Print a single string — the user's final name after all changes are applied to it.
2 bac 3 2 a 1 b 2 c
acb
1 abacaba 4 1 a 1 a 1 c 2 b
baa
Let's consider the first sample. Initially we have name "bacbac"; the first operation transforms it into "bacbc", the second one — to "acbc", and finally, the third one transforms it into "acb".
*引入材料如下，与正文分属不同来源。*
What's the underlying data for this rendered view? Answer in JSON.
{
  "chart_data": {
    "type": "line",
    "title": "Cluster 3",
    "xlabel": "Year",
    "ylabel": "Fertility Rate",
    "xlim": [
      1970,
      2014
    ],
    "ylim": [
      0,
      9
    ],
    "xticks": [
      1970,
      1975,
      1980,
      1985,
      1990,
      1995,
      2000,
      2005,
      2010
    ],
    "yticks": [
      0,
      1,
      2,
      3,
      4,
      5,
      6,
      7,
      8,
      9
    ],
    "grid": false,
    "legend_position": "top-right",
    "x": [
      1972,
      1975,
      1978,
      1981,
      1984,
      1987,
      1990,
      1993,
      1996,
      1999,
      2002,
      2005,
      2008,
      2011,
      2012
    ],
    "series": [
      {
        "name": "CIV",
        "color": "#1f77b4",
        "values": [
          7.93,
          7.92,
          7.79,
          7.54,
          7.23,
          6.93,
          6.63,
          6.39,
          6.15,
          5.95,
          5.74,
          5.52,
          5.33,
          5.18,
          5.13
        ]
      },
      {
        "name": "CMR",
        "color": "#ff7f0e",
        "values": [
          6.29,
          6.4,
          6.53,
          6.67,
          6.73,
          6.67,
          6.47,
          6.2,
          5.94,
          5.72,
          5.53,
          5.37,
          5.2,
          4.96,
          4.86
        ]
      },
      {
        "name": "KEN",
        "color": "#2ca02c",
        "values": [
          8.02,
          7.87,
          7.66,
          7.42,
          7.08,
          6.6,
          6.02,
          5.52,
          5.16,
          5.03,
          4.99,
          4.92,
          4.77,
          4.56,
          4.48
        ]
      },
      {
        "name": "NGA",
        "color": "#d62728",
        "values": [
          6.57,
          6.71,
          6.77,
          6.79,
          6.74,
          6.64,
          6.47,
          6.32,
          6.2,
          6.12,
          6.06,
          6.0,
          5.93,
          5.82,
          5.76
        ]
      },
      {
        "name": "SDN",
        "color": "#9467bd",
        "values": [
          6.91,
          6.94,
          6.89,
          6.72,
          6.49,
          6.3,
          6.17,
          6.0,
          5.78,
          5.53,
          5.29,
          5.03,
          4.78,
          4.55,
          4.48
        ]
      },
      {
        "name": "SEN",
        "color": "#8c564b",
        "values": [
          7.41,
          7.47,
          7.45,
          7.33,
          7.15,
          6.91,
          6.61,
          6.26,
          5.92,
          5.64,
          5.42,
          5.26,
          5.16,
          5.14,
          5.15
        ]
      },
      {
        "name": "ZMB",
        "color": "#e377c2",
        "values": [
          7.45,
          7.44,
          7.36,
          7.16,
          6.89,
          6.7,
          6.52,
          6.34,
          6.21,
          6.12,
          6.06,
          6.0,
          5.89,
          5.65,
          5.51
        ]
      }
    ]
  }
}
k個字符串s,m次操作,每次刪除第p個字符c,求最終字符串
思路:把每個字母的個數和出現的位置以線段樹的形式存儲。每個字母(共有26個)分別代表一個線段樹,根節點保存該字母總共出現的次數,葉節點(L==R)保存字符出現的位置,每個“字符”線段樹共同組成總的線段樹,保存的是字符串的信息。
#include <cstdio>
#include <cstring>
#include <iostream>
using namespace std;
#define Lson 2 * o, L, M //左兒子
#define Rson 2 * o + 1, M + 1, R //右兒子
#define mem0(a) memset(a, 0, sizeof(a))
const int maxn = 200000 + 10;
char s[maxn];
int vis[maxn];
int a[26][4 * maxn];
//向上求和,由 o 的左右兒子求 o
void getSum(int ch, int o)
{
a[ch][o] = a[ch][2 * o] + a[ch][2 * o + 1];
}
//第i個位置插入一個ch
void Build(int ch, int i, int o, int L, int R)
{
if (L == R) {
a[ch][o] = 1;
return;
}
int M = (L + R) / 2;
if (i <= M)
Build(ch, i, Lson);
else
Build(ch, i, Rson);
getSum(ch, o);
}
//刪除第n次出現的ch
int Delete(int ch, int n, int o, int L, int R)
{
if (L == R) {
a[ch][o] = 0;
return L;
}
int M = (L + R) / 2, ans;
if (n <= a[ch][2 * o])
ans = Delete(ch, n, Lson);
else
ans = Delete(ch, n - a[ch][2 * o], Rson);
getSum(ch, o);
return ans;
}
int main()
{
int k, m;
while (~scanf("%d%s%d", &k, s + 1, &m))
{
mem0(vis);
mem0(a);
int len = strlen(s + 1);
int n = len * k, j, i;
for (j = len + 1; --k;) //複製 k 個s
for (i = 1; i <= len; i++)
s[j++] = s[i];
s[j] = 0;
for (int i = 1; s[i]; i++) //建樹
{
Build(s[i] - 'a', i, 1, 1, n);
}
int p;
char c[5];
while (m--)
{
scanf("%d%s", &p, c);
int num = Delete(c[0] - 'a', p, 1,1 , n); //刪除
vis[num] = 1;
}
for (int i = 1; s[i]; i++)
if (vis[i] == 0)
printf("%c", s[i]);
puts("");
}
return 0;
}